L’Ève future/Livre 6/03

Bibliothèque-Charpentier ; Eugène Fasquelle, éditeur (p. 303-312).


III

Importunités de la Gloire


« L’ouvrier qui ne travaille pas vingt-cinq heures par jour ― n’a que faire d’entrer chez moi. »
Edison.


Durant la quinzaine qui suivit cette soirée, le soleil dora joyeusement le fortuné district du New Jersey.

L’automne s’avançait, cependant ; les feuilles des grands érables de Menlo Park se veinaient de pourpre et le vent les froissait, d’aurore en aurore, plus sèchement.

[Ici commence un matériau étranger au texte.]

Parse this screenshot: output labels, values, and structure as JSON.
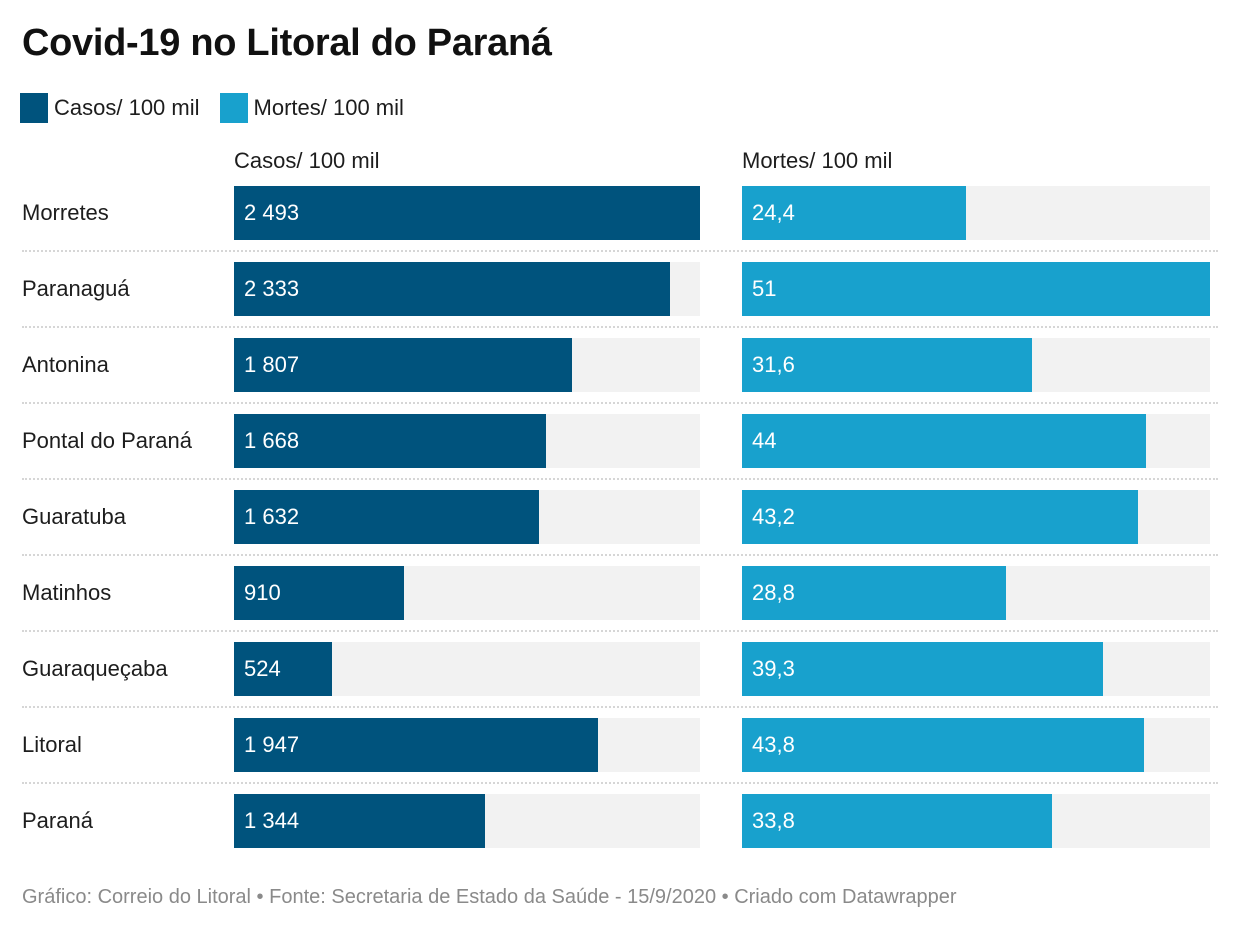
{
  "chart_data": {
    "type": "bar",
    "title": "Covid-19 no Litoral do Paraná",
    "legend": {
      "placement": "top-left",
      "items": [
        {
          "label": "Casos/ 100 mil",
          "color": "#00537d"
        },
        {
          "label": "Mortes/ 100 mil",
          "color": "#18a1cd"
        }
      ]
    },
    "columns": [
      {
        "header": "Casos/ 100 mil",
        "max": 2493,
        "color": "#00537d"
      },
      {
        "header": "Mortes/ 100 mil",
        "max": 51,
        "color": "#18a1cd"
      }
    ],
    "categories": [
      "Morretes",
      "Paranaguá",
      "Antonina",
      "Pontal do Paraná",
      "Guaratuba",
      "Matinhos",
      "Guaraqueçaba",
      "Litoral",
      "Paraná"
    ],
    "series": [
      {
        "name": "Casos/ 100 mil",
        "values": [
          2493,
          2333,
          1807,
          1668,
          1632,
          910,
          524,
          1947,
          1344
        ],
        "labels": [
          "2 493",
          "2 333",
          "1 807",
          "1 668",
          "1 632",
          "910",
          "524",
          "1 947",
          "1 344"
        ]
      },
      {
        "name": "Mortes/ 100 mil",
        "values": [
          24.4,
          51,
          31.6,
          44,
          43.2,
          28.8,
          39.3,
          43.8,
          33.8
        ],
        "labels": [
          "24,4",
          "51",
          "31,6",
          "44",
          "43,2",
          "28,8",
          "39,3",
          "43,8",
          "33,8"
        ]
      }
    ],
    "footer": "Gráfico: Correio do Litoral • Fonte: Secretaria de Estado da Saúde - 15/9/2020 • Criado com Datawrapper"
  }
}
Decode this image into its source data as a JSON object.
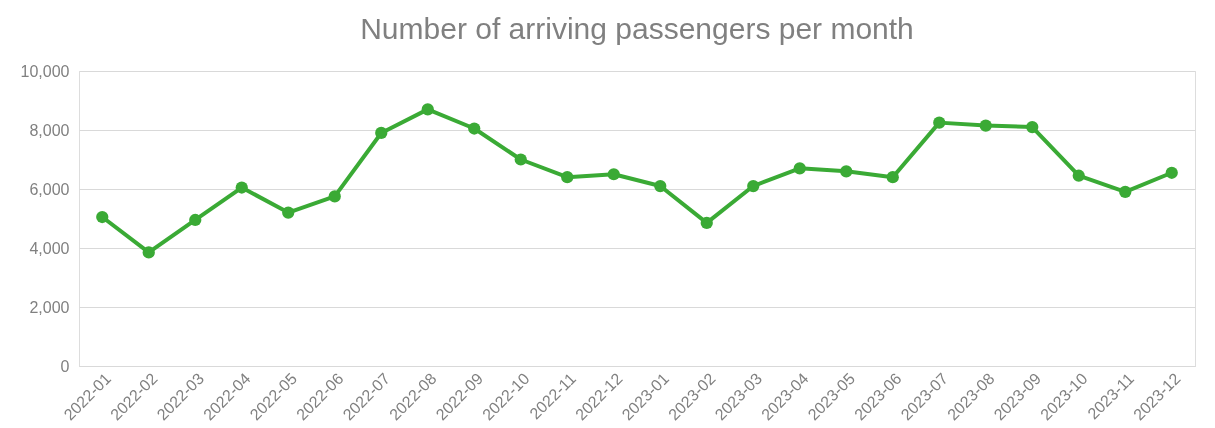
{
  "chart_data": {
    "type": "line",
    "title": "Number of arriving passengers per month",
    "categories": [
      "2022-01",
      "2022-02",
      "2022-03",
      "2022-04",
      "2022-05",
      "2022-06",
      "2022-07",
      "2022-08",
      "2022-09",
      "2022-10",
      "2022-11",
      "2022-12",
      "2023-01",
      "2023-02",
      "2023-03",
      "2023-04",
      "2023-05",
      "2023-06",
      "2023-07",
      "2023-08",
      "2023-09",
      "2023-10",
      "2023-11",
      "2023-12"
    ],
    "series": [
      {
        "color": "#3aaa35",
        "values": [
          5050,
          3850,
          4950,
          6050,
          5200,
          5750,
          7900,
          8700,
          8050,
          7000,
          6400,
          6500,
          6100,
          4850,
          6100,
          6700,
          6600,
          6400,
          8250,
          8150,
          8100,
          6450,
          5900,
          6550
        ]
      }
    ],
    "ylim": [
      0,
      10000
    ],
    "yticks": [
      {
        "value": 0,
        "label": "0"
      },
      {
        "value": 2000,
        "label": "2,000"
      },
      {
        "value": 4000,
        "label": "4,000"
      },
      {
        "value": 6000,
        "label": "6,000"
      },
      {
        "value": 8000,
        "label": "8,000"
      },
      {
        "value": 10000,
        "label": "10,000"
      }
    ],
    "grid": "y",
    "marker": "circle",
    "line_style": "solid"
  }
}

Le château d’Edison et ses jardins apparaissaient déjà dans de plus bleus crépuscules. Les oiseaux familiers d’alentour, ― fidèles aux branchages et aux dernières feuillées, commençaient, gonflant leur plume, à piauler quelques notes de leurs chansons d’hiver.

Pendant cette série de beaux jours, les États-Unis en général, ― et, en particulier, Boston, Philadelphie et New York, ― s’étaient inquiétés, Edison ayant suspendu toutes réceptions depuis la visite de lord Ewald.

Enfermé avec ses mécaniciens et ses appariteurs en son laboratoire, il ne sortait plus. ― Les reporters, expédiés en hâte, avaient trouvé grille close ; ils avaient essayé de sonder M. Martin, mais son mutisme souriant avait déconcerté leurs tentatives. Gazettes et Magazines s’émouvaient. ― « Ah çà, que faisait le sorcier de Menlo Park ? le papa du Phonographe ? » Des rumeurs, touchant la découverte définitive de l’adaptation du compteur (!) à l’Électricité, commencèrent à circuler.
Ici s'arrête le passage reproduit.